A Fundació Joan Miró apresenta Changing States , a primeira exposição individual na Espanha dedicada a Kapwani Kiwanga, artista recentemente laureada com o Prêmio Joan Miró. A exposição, em cartaz até 13 de setembro, articula uma jornada que sintetiza algumas das linhas de pesquisa mais relevantes de sua prática: a relação entre matéria e poder, os imaginários coloniais e as formas de controle que moldam os espaços que habitamos.

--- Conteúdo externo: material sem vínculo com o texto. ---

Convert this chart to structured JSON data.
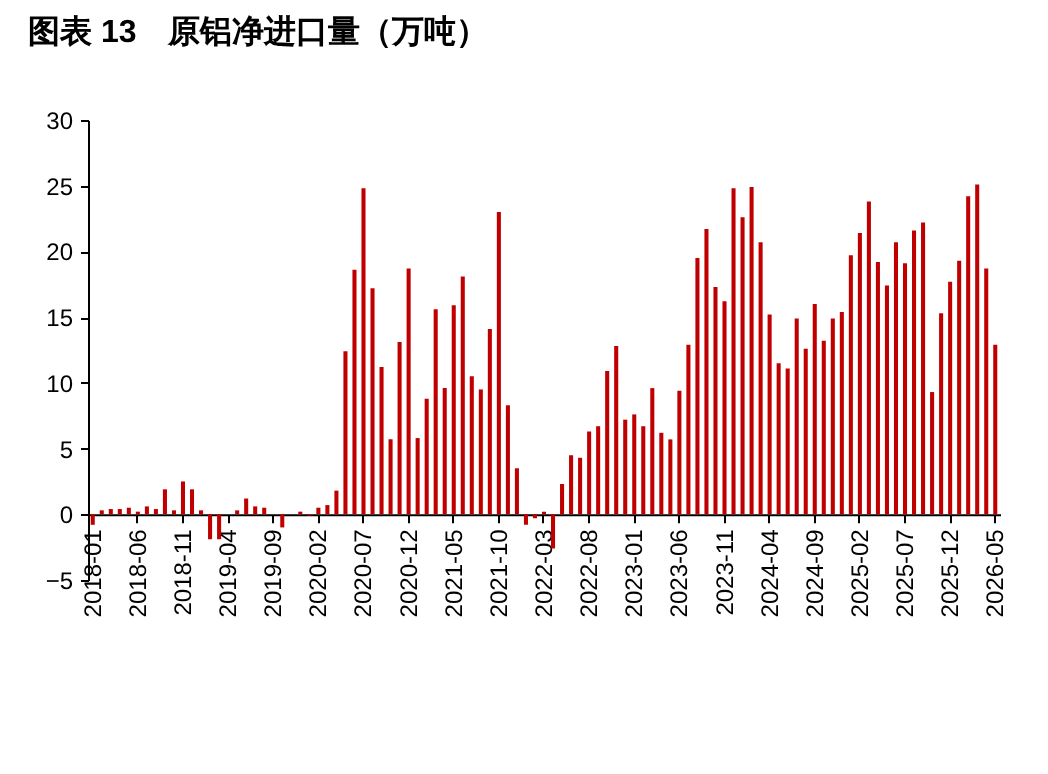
{
  "chart_data": {
    "type": "bar",
    "title": "图表 13　原铝净进口量（万吨）",
    "categories": [
      "2018-01",
      null,
      null,
      null,
      null,
      "2018-06",
      null,
      null,
      null,
      null,
      "2018-11",
      null,
      null,
      null,
      null,
      "2019-04",
      null,
      null,
      null,
      null,
      "2019-09",
      null,
      null,
      null,
      null,
      "2020-02",
      null,
      null,
      null,
      null,
      "2020-07",
      null,
      null,
      null,
      null,
      "2020-12",
      null,
      null,
      null,
      null,
      "2021-05",
      null,
      null,
      null,
      null,
      "2021-10",
      null,
      null,
      null,
      null,
      "2022-03",
      null,
      null,
      null,
      null,
      "2022-08",
      null,
      null,
      null,
      null,
      "2023-01",
      null,
      null,
      null,
      null,
      "2023-06",
      null,
      null,
      null,
      null,
      "2023-11",
      null,
      null,
      null,
      null,
      "2024-04",
      null,
      null,
      null,
      null,
      "2024-09",
      null,
      null,
      null,
      null,
      "2025-02",
      null,
      null,
      null,
      null,
      "2025-07",
      null,
      null,
      null,
      null,
      "2025-12",
      null,
      null,
      null,
      null,
      "2026-05"
    ],
    "series": [
      {
        "color": "#c00000",
        "values": [
          -0.8,
          0.3,
          0.4,
          0.4,
          0.5,
          0.2,
          0.6,
          0.4,
          1.9,
          0.3,
          2.5,
          1.9,
          0.3,
          -1.9,
          -1.9,
          0,
          0.3,
          1.2,
          0.6,
          0.5,
          0,
          -1.0,
          0,
          0.2,
          -0.1,
          0.5,
          0.7,
          1.8,
          12.4,
          18.6,
          24.8,
          17.2,
          11.2,
          5.7,
          13.1,
          18.7,
          5.8,
          8.8,
          15.6,
          9.6,
          15.9,
          18.1,
          10.5,
          9.5,
          14.1,
          23.0,
          8.3,
          3.5,
          -0.8,
          -0.3,
          0.2,
          -2.6,
          2.3,
          4.5,
          4.3,
          6.3,
          6.7,
          10.9,
          12.8,
          7.2,
          7.6,
          6.7,
          9.6,
          6.2,
          5.7,
          9.4,
          12.9,
          19.5,
          21.7,
          17.3,
          16.2,
          24.8,
          22.6,
          24.9,
          20.7,
          15.2,
          11.5,
          11.1,
          14.9,
          12.6,
          16.0,
          13.2,
          14.9,
          15.4,
          19.7,
          21.4,
          23.8,
          19.2,
          17.4,
          20.7,
          19.1,
          21.6,
          22.2,
          9.3,
          15.3,
          17.7,
          19.3,
          24.2,
          25.1,
          18.7,
          12.9
        ]
      }
    ],
    "ylim": [
      -5,
      30
    ],
    "yticks": [
      -5,
      0,
      5,
      10,
      15,
      20,
      25,
      30
    ],
    "grid": false,
    "legend": false
  }
}
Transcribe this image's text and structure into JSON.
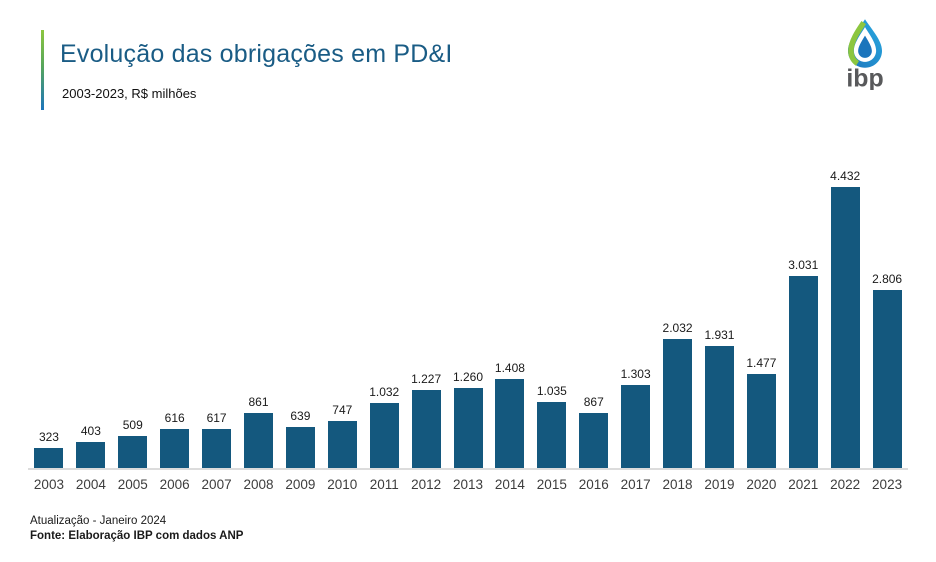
{
  "header": {
    "title": "Evolução das obrigações em PD&I",
    "subtitle": "2003-2023, R$ milhões"
  },
  "logo": {
    "name": "ibp-logo",
    "text": "ibp",
    "drop_green": "#8CC63F",
    "drop_blue": "#1C75BC",
    "drop_light_blue": "#29ABE2",
    "text_color": "#58595B"
  },
  "colors": {
    "bar": "#14587E",
    "title": "#1A5C85",
    "baseline": "#DCDCDC",
    "accent_green": "#8CC63F",
    "accent_blue": "#1C75BC"
  },
  "chart_data": {
    "type": "bar",
    "title": "Evolução das obrigações em PD&I",
    "subtitle": "2003-2023, R$ milhões",
    "unit": "R$ milhões",
    "categories": [
      "2003",
      "2004",
      "2005",
      "2006",
      "2007",
      "2008",
      "2009",
      "2010",
      "2011",
      "2012",
      "2013",
      "2014",
      "2015",
      "2016",
      "2017",
      "2018",
      "2019",
      "2020",
      "2021",
      "2022",
      "2023"
    ],
    "values": [
      323,
      403,
      509,
      616,
      617,
      861,
      639,
      747,
      1032,
      1227,
      1260,
      1408,
      1035,
      867,
      1303,
      2032,
      1931,
      1477,
      3031,
      4432,
      2806
    ],
    "value_labels": [
      "323",
      "403",
      "509",
      "616",
      "617",
      "861",
      "639",
      "747",
      "1.032",
      "1.227",
      "1.260",
      "1.408",
      "1.035",
      "867",
      "1.303",
      "2.032",
      "1.931",
      "1.477",
      "3.031",
      "4.432",
      "2.806"
    ],
    "ylim": [
      0,
      4500
    ],
    "grid": false,
    "legend": false,
    "data_labels": true,
    "bar_color": "#14587E"
  },
  "footer": {
    "update_line": "Atualização - Janeiro 2024",
    "source_line": "Fonte: Elaboração IBP com dados ANP"
  }
}
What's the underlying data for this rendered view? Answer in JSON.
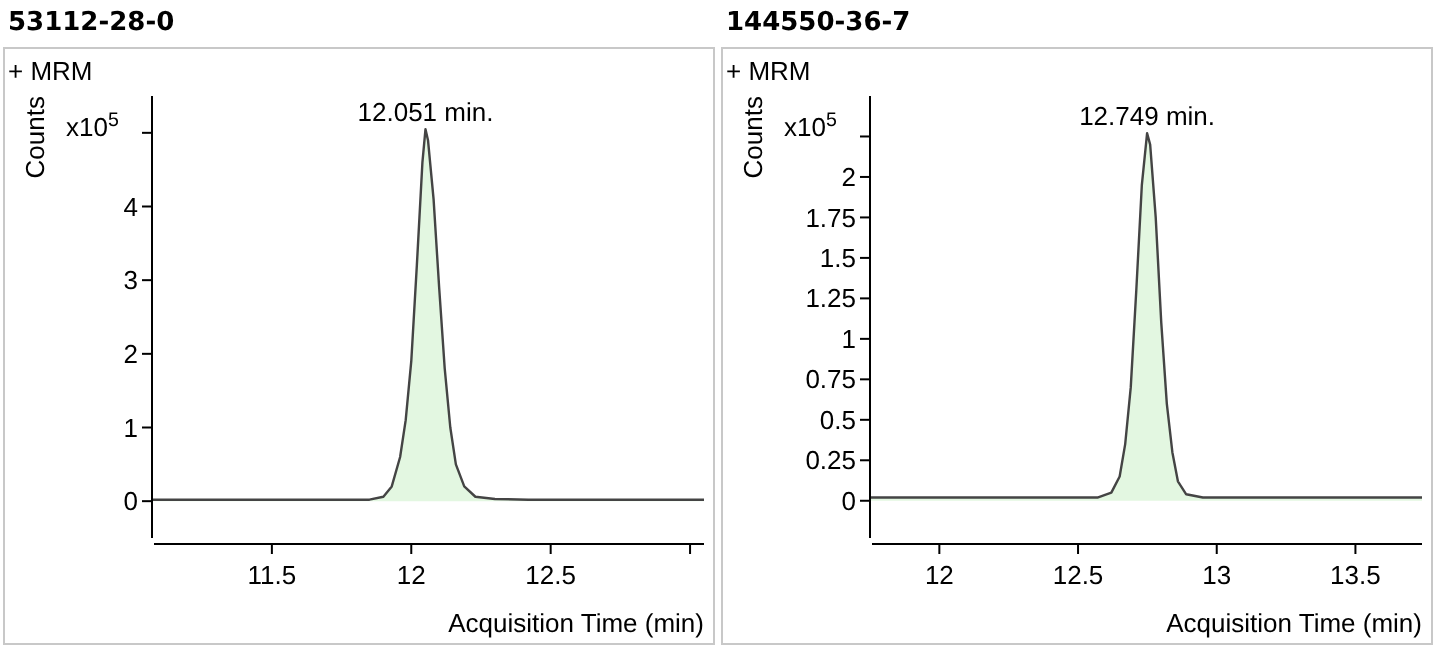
{
  "chart_data": [
    {
      "type": "area",
      "title": "53112-28-0",
      "subtitle": "+ MRM",
      "xlabel": "Acquisition Time (min)",
      "ylabel": "Counts",
      "annotations": [
        "x10$^{5}$",
        {
          "text": "12.051 min.",
          "x": 12.051,
          "y": 5.05
        }
      ],
      "xlim": [
        11.07,
        13.05
      ],
      "xticks": [
        11.5,
        12,
        12.5,
        {
          "value": 13,
          "label": null
        }
      ],
      "ylim": [
        -0.5,
        5.5
      ],
      "yticks": [
        0,
        1,
        2,
        3,
        4,
        {
          "value": 5,
          "label": null
        }
      ],
      "grid": false,
      "series": [
        {
          "color": "#e3f7e1",
          "x": [
            11.07,
            11.85,
            11.9,
            11.93,
            11.96,
            11.98,
            12.0,
            12.02,
            12.04,
            12.051,
            12.06,
            12.08,
            12.1,
            12.12,
            12.14,
            12.16,
            12.19,
            12.23,
            12.3,
            12.42,
            13.05
          ],
          "values": [
            0.02,
            0.02,
            0.06,
            0.2,
            0.6,
            1.1,
            1.9,
            3.2,
            4.6,
            5.05,
            4.9,
            4.1,
            2.9,
            1.8,
            1.0,
            0.5,
            0.2,
            0.06,
            0.03,
            0.02,
            0.02
          ]
        }
      ]
    },
    {
      "type": "area",
      "title": "144550-36-7",
      "subtitle": "+ MRM",
      "xlabel": "Acquisition Time (min)",
      "ylabel": "Counts",
      "annotations": [
        "x10$^{5}$",
        {
          "text": "12.749 min.",
          "x": 12.749,
          "y": 2.27
        }
      ],
      "xlim": [
        11.75,
        13.74
      ],
      "xticks": [
        12,
        12.5,
        13,
        13.5
      ],
      "ylim": [
        -0.23,
        2.5
      ],
      "yticks": [
        0,
        0.25,
        0.5,
        0.75,
        1,
        1.25,
        1.5,
        1.75,
        2,
        {
          "value": 2.25,
          "label": null
        }
      ],
      "grid": false,
      "series": [
        {
          "color": "#e3f7e1",
          "x": [
            11.75,
            12.57,
            12.62,
            12.65,
            12.67,
            12.69,
            12.71,
            12.73,
            12.749,
            12.76,
            12.78,
            12.8,
            12.82,
            12.84,
            12.86,
            12.89,
            12.95,
            13.1,
            13.74
          ],
          "values": [
            0.02,
            0.02,
            0.05,
            0.15,
            0.35,
            0.7,
            1.3,
            1.95,
            2.27,
            2.2,
            1.75,
            1.1,
            0.6,
            0.3,
            0.12,
            0.04,
            0.02,
            0.02,
            0.02
          ]
        }
      ]
    }
  ]
}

A obra de Kiwanga, desenvolvida por meio de instalações, vídeo, som e performance, é construída a partir de uma perspectiva profundamente investigativa. Seu trabalho não se limita à representação, mas sim questiona os sistemas que ordenam a realidade: desde os mecanismos econômicos e políticos até as infraestruturas invisíveis que condicionam a circulação de recursos, corpos e conhecimento. Nesse sentido, sua prática situa-se na interseção entre o Afrofuturismo, a crítica ao legado colonial e a análise das crenças coletivas que sustentam as estruturas contemporâneas.

Kapwani Kiwanga, Dosser, 2023, TBA21 Coleção de Arte Contemporânea Thyssen-Bornemisza. Fotografia: Jake Seal, cortesia do artista e da Goodman Gallery, Cidade do Cabo, Joanesburgo, Londres / Galerie Poggi, Paris © Kapwani Kiwanga, VEGAP, Barcelona, 2026.
Changing States se desenrola como uma jornada concebida em estreita colaboração com Martina Millà, diretora de exposições da Fundació Joan Miró e curadora do projeto. O diálogo com o artista permitiu articular uma proposta que combina obras de sua carreira recente com três novas produções, concebidas especificamente para o espaço expositivo. O conjunto configura uma experiência imersiva que coloca em tensão as noções de transformação, duração e circulação.
O discurso da exposição organiza-se em torno de três eixos principais. Primeiro, a transformação da materialidade ligada ao desenvolvimento tecnológico, que demonstra como os processos de inovação redefinem a própria natureza dos materiais e a sua percepção. Segundo, a história das trocas económicas e culturais derivadas das ocupações territoriais, uma leitura crítica dos circuitos globais de poder que estruturaram a modernidade desde as primeiras expedições marítimas até à dinâmica atual. Por fim, a relação entre o tempo histórico humano e as escalas geológicas, que introduz uma dimensão temporal expandida e desloca a centralidade do ser humano como medida única do mundo.

Kapwani Kiwanga Jealousy, 2018, Cortesia do artista e Galerie Poggi, Paris © Kapwani Kiwanga, VEGAP, Barcelona, 2026.
A exposição começa com peças que trabalham com matérias-primas e evolui para obras que apontam para temporalidades profundas e estratificadas. Esse deslocamento progressivo reforça a ideia central do projeto: a realidade não é fixa, mas está em constante transformação, atravessada por forças materiais, políticas e históricas que operam simultaneamente.
Changing States apresenta a obra de Kapwani Kiwanga e propõe uma nova forma de olhar para o mundo. Um olhar que questiona as estruturas que organizam a vida contemporânea e que coloca a matéria — e suas mutações — no centro de uma reflexão sobre poder, memória e tempo.